I thought D&D Clerics were originally based on Knights Templar and Hospitaller, while Paladins were based on Charlemagne and some other sources.

AFAIK, No. The only real aspect that comes from Charlemagne is the name, and the use of Roland (Orlando) as one of the models for the Paladin Class. Roland though is really the only one of Charlemagne's Peers that truy resembles the D&D Paladin (the Paragon of the Archetype). Though the list of the peers varied from author to author, and the various lists included other Knights (but none with a comparable adherence to Knightly and Christian Virtues as Roland), they also included as "Paladins": Ogier the Dane (a Norse Pagan/Barbarian Warrior converted to Christianity); Archbishop Turpin (a Priest); Fierabras (a Saracen Warrior converted to Christianity); Ganelon (the Evil Knight that betrays Charlemagne and the Peers); and Maugris the Sorcerer.

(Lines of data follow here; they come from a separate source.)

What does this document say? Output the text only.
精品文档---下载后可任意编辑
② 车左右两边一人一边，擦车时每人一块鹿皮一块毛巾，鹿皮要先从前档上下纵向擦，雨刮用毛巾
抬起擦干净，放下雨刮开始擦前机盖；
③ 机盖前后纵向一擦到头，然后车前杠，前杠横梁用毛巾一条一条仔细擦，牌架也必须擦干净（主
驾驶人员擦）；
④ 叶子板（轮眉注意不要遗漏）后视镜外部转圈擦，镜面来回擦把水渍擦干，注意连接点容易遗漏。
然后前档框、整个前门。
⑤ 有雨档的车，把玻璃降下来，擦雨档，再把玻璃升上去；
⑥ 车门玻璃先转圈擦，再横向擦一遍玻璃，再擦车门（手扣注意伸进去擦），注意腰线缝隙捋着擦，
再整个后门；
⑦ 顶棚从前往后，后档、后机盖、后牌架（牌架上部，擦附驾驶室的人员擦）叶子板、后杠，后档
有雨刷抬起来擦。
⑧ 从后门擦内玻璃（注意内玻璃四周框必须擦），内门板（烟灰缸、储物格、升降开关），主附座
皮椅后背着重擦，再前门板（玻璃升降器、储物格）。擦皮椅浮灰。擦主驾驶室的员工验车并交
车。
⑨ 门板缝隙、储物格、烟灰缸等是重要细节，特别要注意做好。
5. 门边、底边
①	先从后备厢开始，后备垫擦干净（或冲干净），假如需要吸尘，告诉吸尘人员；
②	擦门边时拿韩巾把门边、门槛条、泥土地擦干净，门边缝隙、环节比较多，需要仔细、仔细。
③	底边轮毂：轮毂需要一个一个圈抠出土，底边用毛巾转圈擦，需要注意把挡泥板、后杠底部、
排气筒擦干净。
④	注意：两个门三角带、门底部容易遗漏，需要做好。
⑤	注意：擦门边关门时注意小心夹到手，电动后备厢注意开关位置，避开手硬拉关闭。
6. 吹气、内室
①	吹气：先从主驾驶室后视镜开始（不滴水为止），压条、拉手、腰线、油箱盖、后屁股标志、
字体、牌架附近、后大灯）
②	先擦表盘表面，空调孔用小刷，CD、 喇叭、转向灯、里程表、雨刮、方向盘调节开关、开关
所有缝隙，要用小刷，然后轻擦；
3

Actually, Clerics are more based on the Fighting Priest archetype of Archbishop Turpin (one of Charlemagne's Paladins) than they are Mendicant Crusading Knights, and is where the idea of using weapons that don't draw blood comes from (such as Clubs, Maces, etc.)*. Templars and Hospitalers most certainly used swords, and predominantly so.

Though to be honest, even the original roots of these classes were a bit muddled, with a little bit of this and a little bit of that, and both dipping from some of the same sources. Paladins had aspects of Charlemagne's Knights, the Knights of King Arthur, etc., as well as aspects of Crusading Templars Clerics were similar to Templars, except for the use of bludgeoning weapons only, and the addition of turning undead (which comes from other sources entirely).



*...which by the way, is absolutely silly. Maces left behind horrific wounds, which most certainly drew blood. By comparison, a sword left behind realtively clean wounds (though very lethal).:cool:

B-)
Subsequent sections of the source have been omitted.